Обречённые на мытарства (Каюрин) - страница 11

– Ну, хорошо, давай пока оставим тему о религии. Ответь мне тогда на другой вопрос. Почему ты считаешь, что государство обидело простых крестьян?

– Крестьян обидело не государство.

– Во как! И кто же? – в глазах Кривошеева заблестели огоньки любопытства.

– Тут одним словом не объяснить, – на лице Марка Ярошенко появилась и тут же пропала саркастическая улыбка. Хмыкнув в очередной раз, он добавил: – Придётся выплеснуть целую тираду.

– Ну, так выскажи мне её. Я никуда не тороплюсь и готов выслушать, – с неожиданной учтивостью проговорил Кривошеев.

– Не вижу смысла.

– Почему?

– Тебе не понять простого труженика, которого преследуют за свои убеждения. Боюсь, моя тирада получится гневной и обличительной.

– И всё-таки?

– Для чего тебе это? – Марк пристально посмотрел на Кривошеева.

– Будем считать, для расширения общего кругозора, – вкрадчиво проговорил тот.

Марк задумался. У него не было никакого желания вступать в дебаты с кровожадным и подлым жандармом. Он знал Кривошеева, как облупленного, много лет. Знал о его бесчинствах и жестокости при создании колхозов. Бесполезность подобного разговора была для него очевидна. Более того, все эти рассуждения лишь усугубляли его незавидное положение арестанта, добавляли аргументов для обвинения. Однако, в нём скопилось столько ненависти к этому человеку, что захотелось вдруг хоть раз выплеснуть из себя тот гнев, то презрение, которые скопились в душе за многие годы.

«Десять лет лагерей он мне уже обеспечил, так почему бы не поблагодарить его за это?» – подумал он.

В этот момент у него и в голову не пришло, что вместо десяти лет можно угодить под расстрел.

На его лице появилась довольная ухмылка.

– Хорошо, ты услышишь от меня правду, – сказал Марк. – Если тебе так захотелось.

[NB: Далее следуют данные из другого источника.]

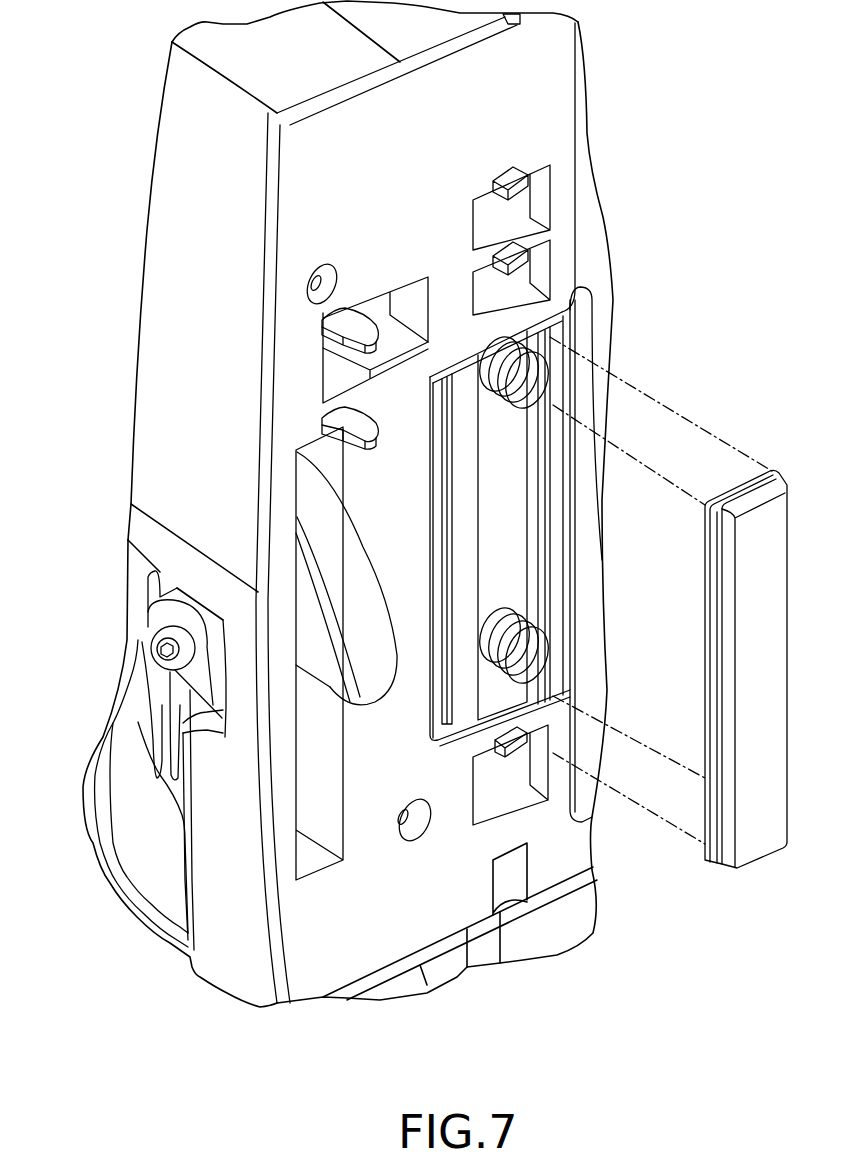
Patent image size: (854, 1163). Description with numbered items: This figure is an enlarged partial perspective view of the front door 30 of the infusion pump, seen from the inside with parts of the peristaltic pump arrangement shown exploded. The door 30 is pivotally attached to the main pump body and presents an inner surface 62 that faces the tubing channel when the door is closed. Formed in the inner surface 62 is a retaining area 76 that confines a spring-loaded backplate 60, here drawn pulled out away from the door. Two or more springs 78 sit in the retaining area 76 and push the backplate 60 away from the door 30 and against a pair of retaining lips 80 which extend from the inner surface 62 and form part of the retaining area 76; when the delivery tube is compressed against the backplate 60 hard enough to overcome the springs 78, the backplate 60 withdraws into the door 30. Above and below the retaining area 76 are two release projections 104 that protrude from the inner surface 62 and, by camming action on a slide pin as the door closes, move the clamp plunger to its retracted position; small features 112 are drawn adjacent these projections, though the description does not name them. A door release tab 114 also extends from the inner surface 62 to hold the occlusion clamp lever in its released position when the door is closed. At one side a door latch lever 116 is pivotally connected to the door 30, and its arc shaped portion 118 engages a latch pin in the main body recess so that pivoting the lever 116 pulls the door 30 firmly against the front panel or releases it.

The front door 30 is at (150, 186).
The inner surface 62 is at (395, 160).
The retaining area 76 is at (513, 531).
The springs 78 is at (553, 385).
The retaining lips 80 is at (465, 545).
The release projections 104 is at (323, 413).
The tab 112 is at (350, 330).
The door release tab 114 is at (410, 352).
The door latch lever 116 is at (80, 793).
The arc shaped portion 118 is at (368, 547).
The spring-loaded backplate 60 is at (774, 774).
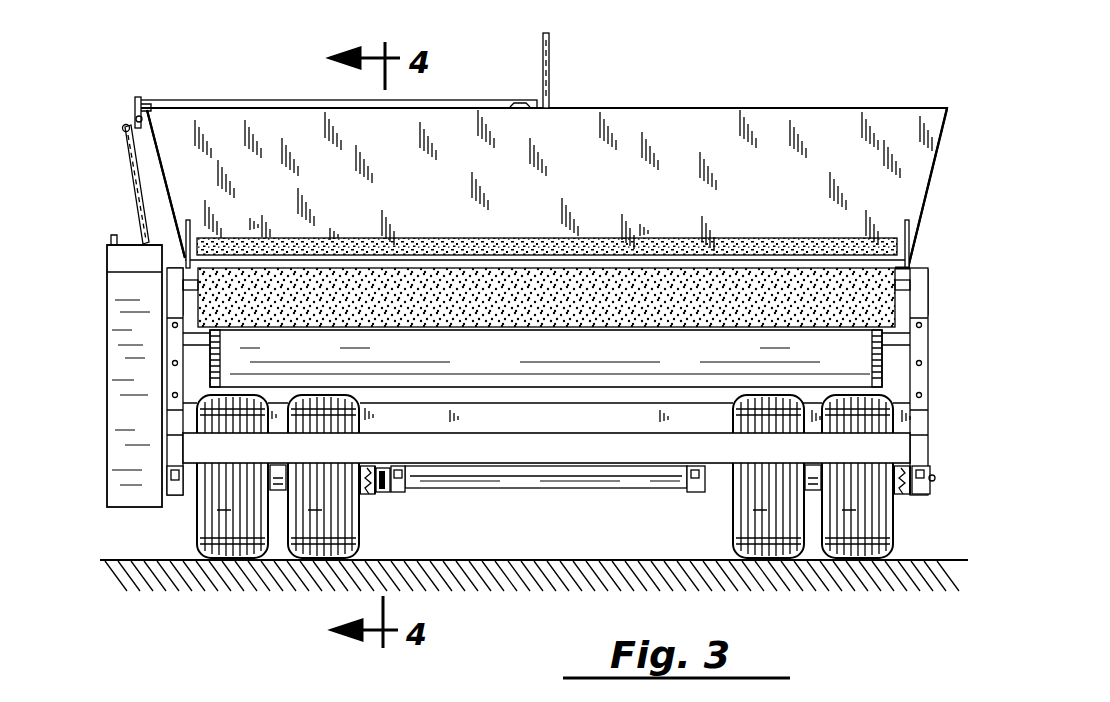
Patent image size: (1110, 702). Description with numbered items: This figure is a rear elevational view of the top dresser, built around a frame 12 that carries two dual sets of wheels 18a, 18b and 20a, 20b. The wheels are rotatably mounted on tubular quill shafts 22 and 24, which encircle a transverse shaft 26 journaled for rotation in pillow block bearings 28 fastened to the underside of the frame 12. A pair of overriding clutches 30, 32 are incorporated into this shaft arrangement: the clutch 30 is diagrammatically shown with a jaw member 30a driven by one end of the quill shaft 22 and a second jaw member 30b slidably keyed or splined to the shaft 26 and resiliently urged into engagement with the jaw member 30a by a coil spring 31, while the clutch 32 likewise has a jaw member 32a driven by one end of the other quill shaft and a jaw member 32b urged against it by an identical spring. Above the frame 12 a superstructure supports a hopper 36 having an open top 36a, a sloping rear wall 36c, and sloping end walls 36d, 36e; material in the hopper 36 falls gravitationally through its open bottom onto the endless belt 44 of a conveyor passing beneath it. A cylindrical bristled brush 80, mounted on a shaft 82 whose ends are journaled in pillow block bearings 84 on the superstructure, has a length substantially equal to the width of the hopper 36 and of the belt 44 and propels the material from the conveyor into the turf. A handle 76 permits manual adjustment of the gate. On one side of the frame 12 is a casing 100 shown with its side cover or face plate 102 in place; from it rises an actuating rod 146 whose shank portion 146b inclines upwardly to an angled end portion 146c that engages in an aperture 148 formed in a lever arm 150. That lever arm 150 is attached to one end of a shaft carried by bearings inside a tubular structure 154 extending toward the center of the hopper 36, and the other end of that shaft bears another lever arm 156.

The frame 12 is at (547, 381).
The wheel 18a is at (235, 540).
The wheel 18b is at (330, 540).
The wheel 20a is at (770, 540).
The wheel 20b is at (865, 540).
The quill shaft 22 is at (278, 474).
The quill shaft 24 is at (815, 474).
The transverse shaft 26 is at (533, 490).
The pillow block bearings 28 is at (176, 497).
The overriding clutch 30 is at (370, 500).
The jaw member 30a is at (364, 470).
The jaw member 30b is at (370, 468).
The coil spring 31 is at (382, 492).
The overriding clutch 32 is at (907, 502).
The jaw member 32a is at (897, 470).
The jaw member 32b is at (925, 468).
The hopper 36 is at (529, 156).
The open top 36a is at (688, 106).
The sloping rear wall 36c is at (563, 178).
The sloping end wall 36d is at (160, 176).
The sloping end wall 36e is at (931, 182).
The endless belt 44 is at (559, 366).
The handle 76 is at (637, 243).
The cylindrical bristled brush 80 is at (557, 307).
The shaft 82 is at (910, 266).
The pillow block bearings 84 is at (178, 250).
The casing 100 is at (130, 416).
The side cover 102 is at (107, 372).
The actuating rod 146 is at (125, 212).
The shank portion 146b is at (128, 128).
The angled end portion 146c is at (137, 120).
The aperture 148 is at (150, 121).
The lever arm 150 is at (143, 110).
The tubular structure 154 is at (303, 99).
The lever arm 156 is at (549, 57).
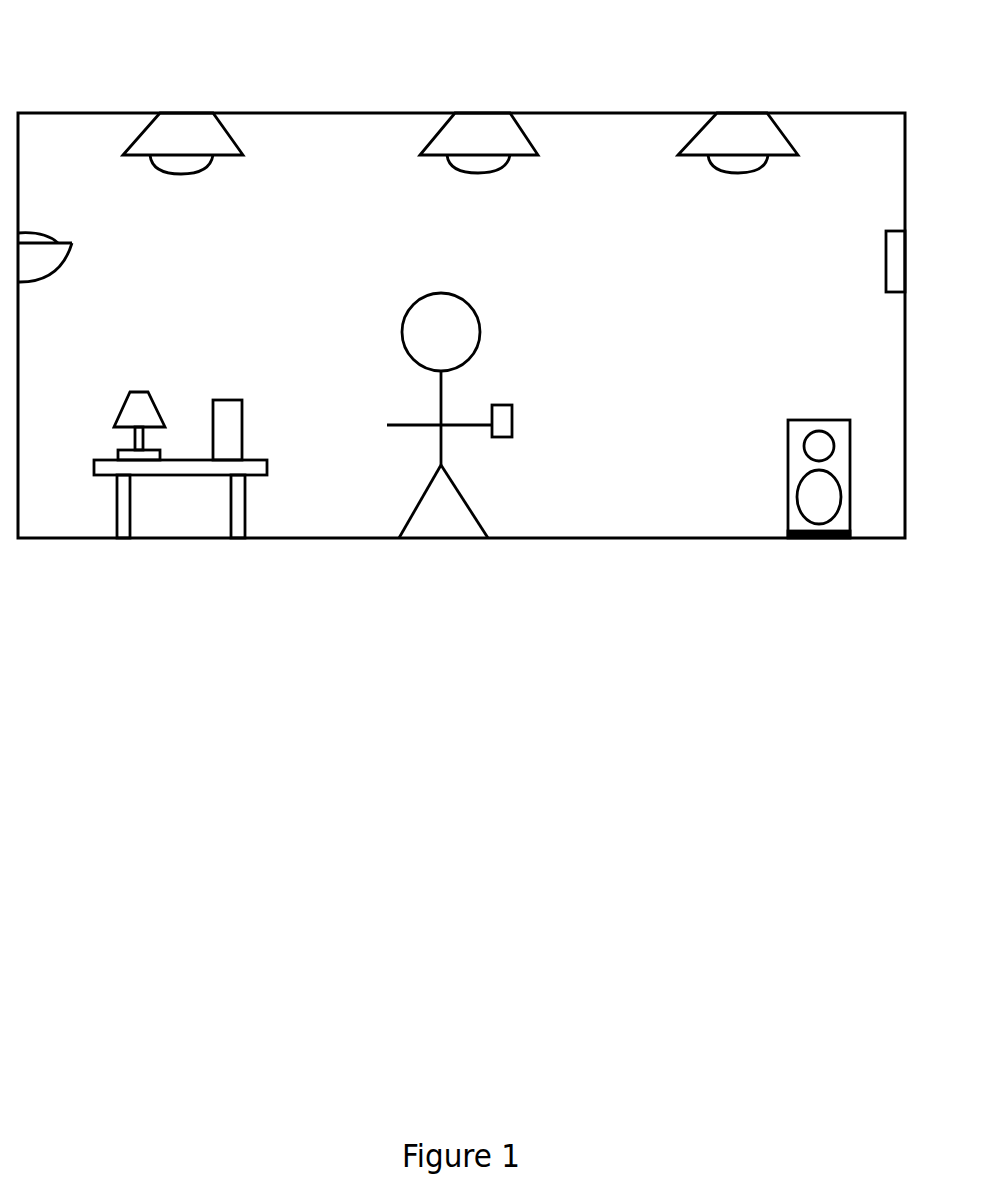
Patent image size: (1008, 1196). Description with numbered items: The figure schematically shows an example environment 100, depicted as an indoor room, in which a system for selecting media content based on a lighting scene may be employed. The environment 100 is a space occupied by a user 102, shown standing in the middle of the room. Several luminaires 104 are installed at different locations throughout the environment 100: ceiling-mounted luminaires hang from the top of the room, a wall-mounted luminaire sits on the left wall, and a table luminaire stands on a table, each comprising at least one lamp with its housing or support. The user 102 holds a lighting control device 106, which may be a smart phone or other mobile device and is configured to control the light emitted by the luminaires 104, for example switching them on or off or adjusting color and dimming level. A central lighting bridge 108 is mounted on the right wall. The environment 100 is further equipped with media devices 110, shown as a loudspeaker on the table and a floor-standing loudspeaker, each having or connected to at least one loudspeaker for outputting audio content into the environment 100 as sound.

The environment 100 is at (143, 88).
The user 102 is at (480, 330).
The luminaire 104 is at (188, 173).
The lighting control device 106 is at (512, 405).
The central lighting bridge 108 is at (886, 232).
The media device 110 is at (243, 400).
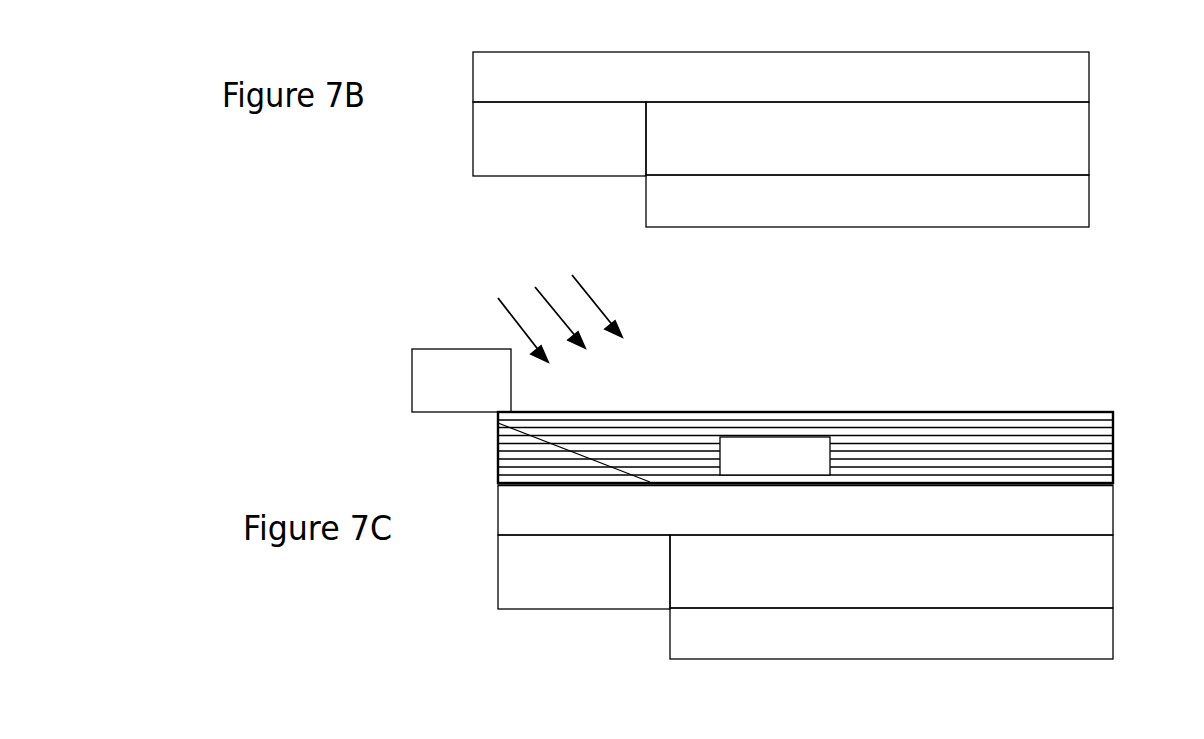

– Да, сам не могу понять почему мне всегда любопытно узнать, какие мысли бродят в твоей голове.

– Ну, тогда слушай, любопытчик, – скривился в усмешке арестант. – По моему представлению, государство – это не кучка людей, захвативших власть. Это весь народ, управлять которым должны люди, способные мыслить и действовать в интересах простого человека – широко и мудро. Между ними и народом должны быть прочные связи, чтобы понимать и доверять друг другу. Именно такой представлялась новая жизнь работяге. А что он увидел после свержения царя? Произвол и угнетение. Власть испугалась предоставить истинную свободу, которую обещала. Настоящая правда стала страшить её. Вот тут-то и потребовался платок на говорливый роток. На помощь призвали НКВД. Людей, имеющих собственное мнение, враз объявили врагами – отбросами общества – и принялись сбрасывать в тюремные камеры. КПЗ стали, как ямы для нечистот. А на краю этих ям поставили с черпаком в руках одержимых следователей-ассенизаторов, вроде тебя. От вашего черпака уже не увернуться. Вы гребёте всех без разбора, как бездумный механизм, чтобы поскорее заполнить лагеря дармовой рабочей силой. Вот на кого затаил обиду крестьянин. Раньше у него была мечта о счастье, а такие, как ты, вывихнули её и теперь он стонет от боли. Доступно объяснил?